A note from The field of medicine is constantly evolving. As a result, parts of this article may be outdated. Please keep this in mind, and be sure to visit other parts of our site for more recent information!

  • Once-Daily Atazanavir Plus Saquinavir Favorably Affects Total Cholesterol (TC) and Fasting Triglyceride (TG) Profiles in Patients Failing Prior PI Therapy (Trial AI424-009, Week 24)
    Abstract LB-16
    Authored by D. Haas (Vanderbilt Univ., Nashville, TN), C. Zala (Fundacion Huesped, Buenos Aires, Argentina), S. Schrader (HCRN/Montrose Clin., Houston, TX), A. Thiry (Bristol-Myers Squibb Co., Wallingford, CT), R. McGovern (Bristol-Myers Squibb Co., Wallingford, CT), S. Schnittman (Bristol-Myers Squibb Co., Wallingford, CT)
    View the original abstract

Atazanavir (BMS-232632) is an investigational protease inhibitor (PI) in Phase III trials. It is given once daily (two capsules), does not appear to increase lipids and in vitro data indicate that it has a unique resistance profile.

Clinicians who care for HIV-infected patients are aware that the salvage of protease inhibitor failure can be difficult due to cross resistance. In a study presented at the 41st ICAAC, the combination of atazanavir and saquinavir -- protease inhibitors that appear to have complementary resistance profiles and favorable pharmacokinetic interactions -- was evaluated in patients failing antiretroviral therapy. The study was a randomized, blind study that enrolled 84 adults with a median baseline viral load of 4.13-4.5 copies/mL and CD4+ T-cell count of 290-332 cells/mm3.

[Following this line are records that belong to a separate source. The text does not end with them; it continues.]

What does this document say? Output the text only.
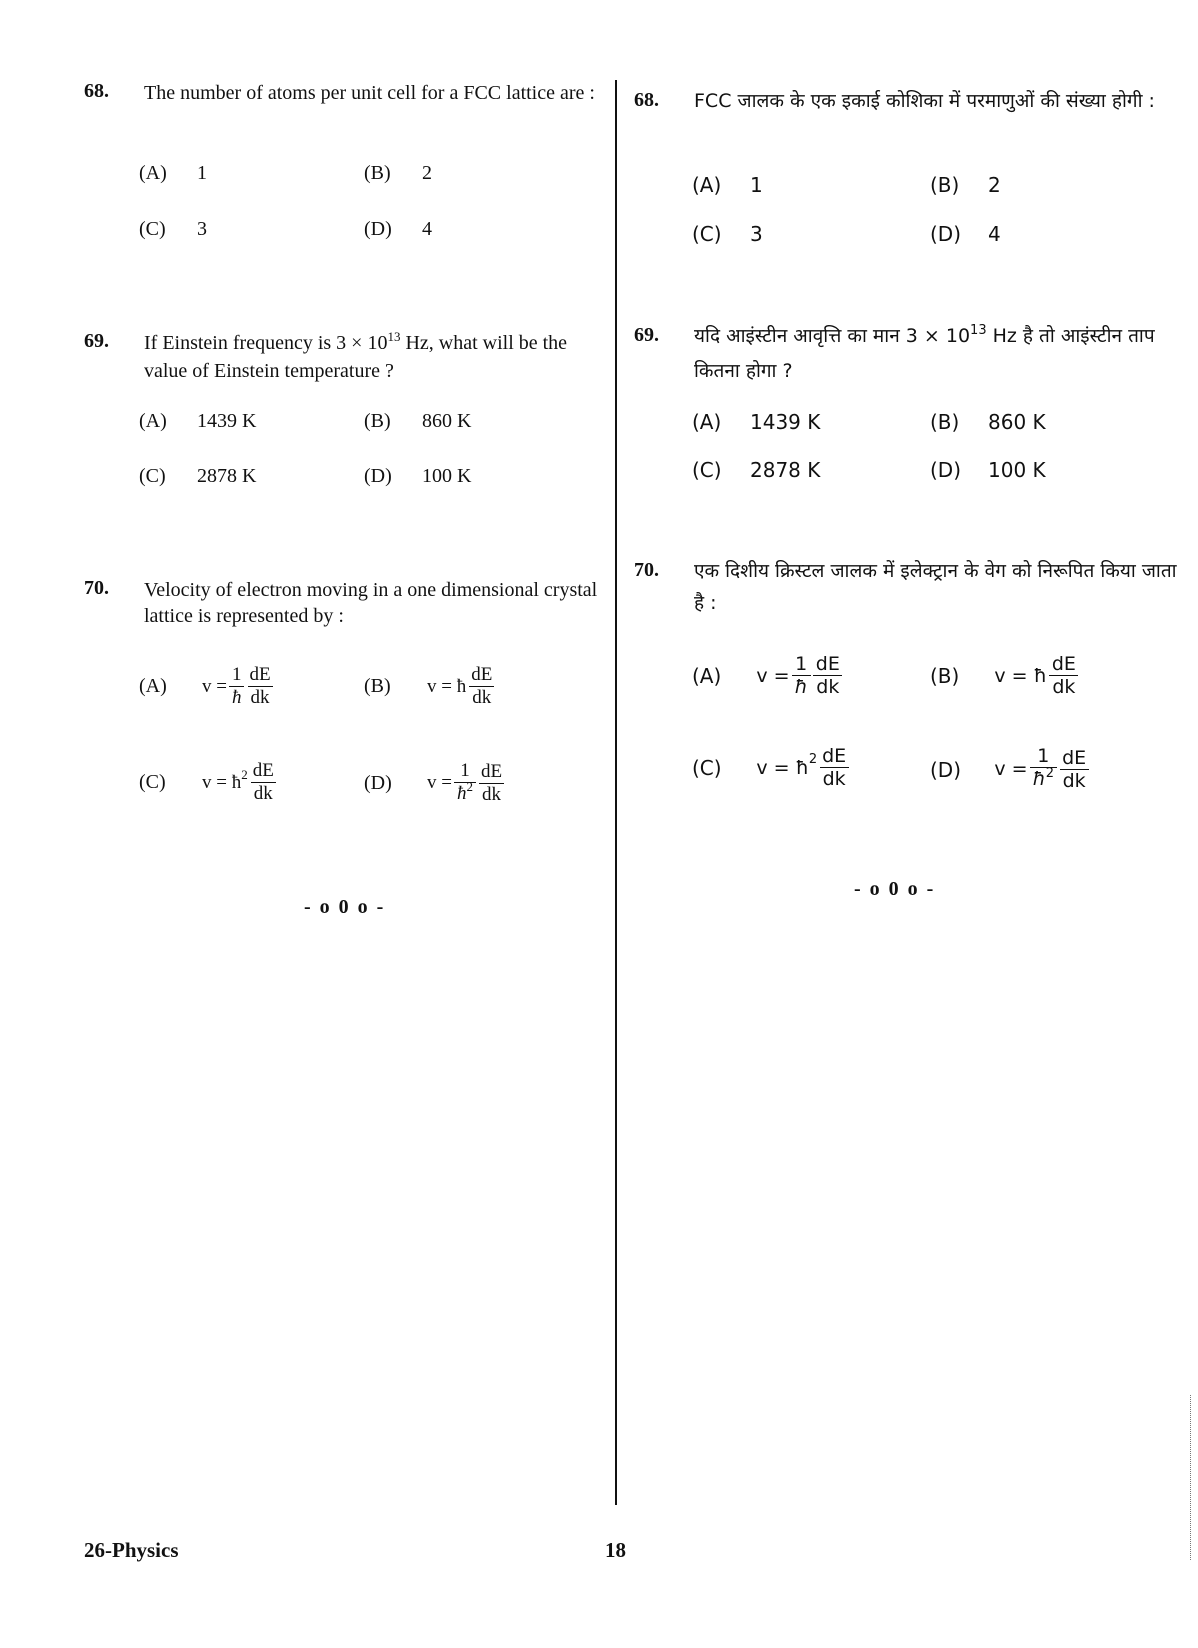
68. The number of atoms per unit cell for a FCC lattice are :
(A) 1	(B) 2
(C) 3	(D) 4
69. If Einstein frequency is $3 \times 10^{13}$ Hz, what will be the value of Einstein temperature ?
(A) 1439 K	(B) 860 K
(C) 2878 K	(D) 100 K
70. Velocity of electron moving in a one dimensional crystal lattice is represented by :
(A) $v = \frac{1}{ħ} \frac{dE}{dk}$	(B) v = ħ $\frac{dE}{dk}$
(C) v = ħ $2 \frac{dE}{dk}$	(D) $v = \frac{1}{ħ^2} \frac{dE}{dk}$
- o 0 o -
68. FCC जालक के एक इकाई कोशिका में परमाणुओं की संख्या होगी :
(A) 1	(B) 2
(C) 3	(D) 4
69. यदि आइंस्टीन आवृत्ति का मान $3 \times 10^{13}$ Hz है तो आइंस्टीन ताप कितना होगा ?
(A) 1439 K	(B) 860 K
(C) 2878 K	(D) 100 K
70. एक दिशीय क्रिस्टल जालक में इलेक्ट्रान के वेग को निरूपित किया जाता है :
(A) $v = \frac{1}{ħ} \frac{dE}{dk}$	(B) v = ħ $\frac{dE}{dk}$
(C) v = ħ $2 \frac{dE}{dk}$	(D) $v = \frac{1}{ħ^2} \frac{dE}{dk}$
- o 0 o -
26-Physics	18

Therapy was with atazanavir (400 or 600mg daily) plus saquinavir (1,200mg daily) or ritonavir (400mg twice daily) plus saquinavir (400mg twice daily) plus two nucleoside reverse transcriptase inhibitors (NRTIs). This was given to patients after prior virologic failure on an antiretroviral regimen, the vast majority of which involved at least one protease inhibitor. In the three arms, seven patients (21 percent), seven patients (25 percent) and ten patients (43 percent), respectively, discontinued therapy. The observed data at 24 weeks of therapy are presented below:


Atazanavir/Saquinavir QDRitonavir/Saquinavir BID
400mg (n=34)600mg (n=28)400mg (n=23)
Mean change from baseline at week 24 HIV RNA (log10 copies/mL)
CD4 (cells/mm3)
Median baseline (mean % change from baseline at week 24)
TG (mg/dL)223 (-23)177 (-21)191 (+90)
TC (mg/dL)181 (-1)199 (-9)202 (+10)

The authors conclude, "In subjects failing a prior protease inhibitor regimen, atazanavir/saquinavir was safe and well tolerated and showed significant antiviral effect at week 24. Atazanavir/saquinavir lowered TC and TG levels from baseline, whereas ritonavir/saquinavir produced substantial increases."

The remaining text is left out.